The FCC determined that the state laws at issue were improper barriers to broadband infrastructure investment and competition. It noted, for example, that Tennessee’s restriction applied only to broadband and video outside the municipal electric service territory, not telecommunications services, even though the services likely would be provided over the same infrastructure. North Carolina’s law effectively raised the providers’ cost of expanding service so high as to de facto block entry into the market and protect the private providers that advocated for the laws. The FCC concluded that removing these statutory barriers would promote competition and spur broadband investment. It further determined that preemption of the state restrictions was authorized by and consistent with its directive under Section 70 of the Telecommunications Act, which directs the FCC to take action to remove barriers to broadband investment, deployment, and competition.

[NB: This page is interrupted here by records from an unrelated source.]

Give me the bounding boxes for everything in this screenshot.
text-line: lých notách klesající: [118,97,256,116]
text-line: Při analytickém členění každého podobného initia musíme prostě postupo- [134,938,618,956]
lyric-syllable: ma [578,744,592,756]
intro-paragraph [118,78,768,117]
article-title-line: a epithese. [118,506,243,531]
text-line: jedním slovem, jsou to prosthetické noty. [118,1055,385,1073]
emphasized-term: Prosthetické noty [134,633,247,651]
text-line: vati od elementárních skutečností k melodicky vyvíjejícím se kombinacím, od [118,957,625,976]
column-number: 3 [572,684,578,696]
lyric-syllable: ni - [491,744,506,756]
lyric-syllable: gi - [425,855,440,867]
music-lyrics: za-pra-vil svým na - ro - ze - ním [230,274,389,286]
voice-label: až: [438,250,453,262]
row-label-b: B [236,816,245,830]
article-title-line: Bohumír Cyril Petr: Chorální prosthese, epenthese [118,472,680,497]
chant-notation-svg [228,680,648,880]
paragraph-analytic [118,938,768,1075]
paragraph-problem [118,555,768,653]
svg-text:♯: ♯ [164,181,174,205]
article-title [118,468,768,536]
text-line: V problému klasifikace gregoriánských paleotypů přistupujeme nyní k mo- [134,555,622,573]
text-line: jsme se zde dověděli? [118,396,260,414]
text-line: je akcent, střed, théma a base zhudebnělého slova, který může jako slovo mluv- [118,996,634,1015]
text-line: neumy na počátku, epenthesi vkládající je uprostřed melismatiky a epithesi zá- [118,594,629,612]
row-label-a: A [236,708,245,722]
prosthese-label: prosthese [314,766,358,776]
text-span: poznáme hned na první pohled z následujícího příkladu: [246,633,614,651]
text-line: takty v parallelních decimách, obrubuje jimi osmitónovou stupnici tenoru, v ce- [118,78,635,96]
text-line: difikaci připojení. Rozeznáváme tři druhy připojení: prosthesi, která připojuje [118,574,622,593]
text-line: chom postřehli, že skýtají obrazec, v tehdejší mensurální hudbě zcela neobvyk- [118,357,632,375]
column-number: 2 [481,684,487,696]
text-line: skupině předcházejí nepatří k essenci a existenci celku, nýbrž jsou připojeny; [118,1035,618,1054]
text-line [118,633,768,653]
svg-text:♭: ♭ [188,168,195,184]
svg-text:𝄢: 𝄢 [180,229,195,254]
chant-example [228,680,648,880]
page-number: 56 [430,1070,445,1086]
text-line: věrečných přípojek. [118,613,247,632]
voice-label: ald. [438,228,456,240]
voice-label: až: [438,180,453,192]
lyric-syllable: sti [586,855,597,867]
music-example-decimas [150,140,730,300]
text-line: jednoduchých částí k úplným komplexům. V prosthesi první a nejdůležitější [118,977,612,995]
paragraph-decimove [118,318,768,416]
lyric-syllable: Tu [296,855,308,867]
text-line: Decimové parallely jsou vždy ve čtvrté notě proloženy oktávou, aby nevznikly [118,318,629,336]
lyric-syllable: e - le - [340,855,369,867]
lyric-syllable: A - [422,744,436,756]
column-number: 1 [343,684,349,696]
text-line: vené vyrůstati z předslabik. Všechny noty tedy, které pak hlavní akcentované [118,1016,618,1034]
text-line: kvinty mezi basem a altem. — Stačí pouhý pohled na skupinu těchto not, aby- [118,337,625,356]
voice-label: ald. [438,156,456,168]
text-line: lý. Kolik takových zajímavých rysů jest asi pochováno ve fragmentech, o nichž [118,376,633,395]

FCC Seeks Comment on Petition for Waiver of Sponsorship ID Rules

In a March 13 Public Notice, the FCC requested comment on the Radio Broadcasters Coalition’s (Coalition’s) November 26, 2014 petition seeking a class waiver of the FCC’s requirements that broadcasters air sponsorship identification announcements at the time sponsored material is broadcast. Instead, the Coalition requested that radio broadcasters be permitted to provide information about sponsored material through a combination of less-frequent on-air announcements together with enhanced online disclosures. The requested waiver would apply only to music and sports programming on radio stations with websites, and not to sponsored content appearing within news, informational, or political programming, regardless of station format. Comments are due on April 13, and reply comments are due on May 12.